One of Liverpool’s worst modern memories came in this absolute howler of a football shirt. Of course, that was ‘Crystanbul’ at Selhurst Park, which saw the Reds throw away a three-goal lead in the final 11 minutes against Crystal Palace as they fought for a first Premier League title.
It’s perhaps fitting Liverpool were wearing such an awful shirt for such an awful night, with Warrior failing to produce a single good kit in their three-year spell with the Reds.
In more proof that vintage doesn’t always mean good, we bring you Nottingham Forest’s 1995/97 away shirt. The dripping ink look that the Midlands club went for – exclusively on the shirt’s shoulders – is peculiar, to put it nicely.
Teamed with a ludicrously large open collar, this was another stinker from Umbro in the 1990s.
Warrior may be the worst kit manufacturer in Premier League history. Imagine forcing Steven Gerrard, Luis Suarez and Philippe Coutinho to don this absolute horror show?

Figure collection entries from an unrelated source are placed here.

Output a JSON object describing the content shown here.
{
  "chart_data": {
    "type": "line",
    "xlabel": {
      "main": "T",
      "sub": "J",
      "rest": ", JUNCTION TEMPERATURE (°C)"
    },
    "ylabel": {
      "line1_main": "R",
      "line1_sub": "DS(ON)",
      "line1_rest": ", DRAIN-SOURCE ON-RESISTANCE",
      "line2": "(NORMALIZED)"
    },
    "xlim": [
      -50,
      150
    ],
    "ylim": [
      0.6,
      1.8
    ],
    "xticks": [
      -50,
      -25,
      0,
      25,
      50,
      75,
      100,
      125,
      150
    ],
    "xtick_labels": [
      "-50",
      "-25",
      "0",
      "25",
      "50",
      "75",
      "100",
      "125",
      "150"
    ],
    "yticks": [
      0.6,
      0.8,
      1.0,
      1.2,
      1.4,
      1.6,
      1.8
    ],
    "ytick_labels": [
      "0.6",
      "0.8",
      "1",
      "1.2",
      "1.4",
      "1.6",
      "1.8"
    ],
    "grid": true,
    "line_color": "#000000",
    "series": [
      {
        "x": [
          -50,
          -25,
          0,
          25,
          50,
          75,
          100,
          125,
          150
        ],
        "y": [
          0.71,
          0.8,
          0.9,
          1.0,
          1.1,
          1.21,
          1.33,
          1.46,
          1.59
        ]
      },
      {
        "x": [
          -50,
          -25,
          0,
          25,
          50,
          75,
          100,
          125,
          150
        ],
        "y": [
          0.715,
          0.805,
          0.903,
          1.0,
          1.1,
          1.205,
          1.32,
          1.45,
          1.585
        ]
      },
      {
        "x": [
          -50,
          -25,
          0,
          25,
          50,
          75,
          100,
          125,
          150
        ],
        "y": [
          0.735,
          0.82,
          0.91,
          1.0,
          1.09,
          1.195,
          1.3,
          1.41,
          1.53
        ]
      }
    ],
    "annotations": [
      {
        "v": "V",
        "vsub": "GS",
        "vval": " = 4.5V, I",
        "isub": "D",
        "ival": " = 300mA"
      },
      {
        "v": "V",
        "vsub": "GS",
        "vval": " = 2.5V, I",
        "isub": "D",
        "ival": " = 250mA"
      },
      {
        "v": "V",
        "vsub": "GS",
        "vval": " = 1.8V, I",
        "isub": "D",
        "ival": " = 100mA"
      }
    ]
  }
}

It may not be quite as eye-catchingly bad as their other Liverpool shirts but the grey ruff around the collar is one of the worst things to have ever been put on a football kit.
The inaugural Premier League season boasted the worst kit we have seen and Coventry City are the unlucky winners on this list with their raw meat-inspired away jersey.
They may have only finished 15th in the league in 1992/93 but they deserve some sort of trophy for putting up with this shirt on their away travels throughout the campaign.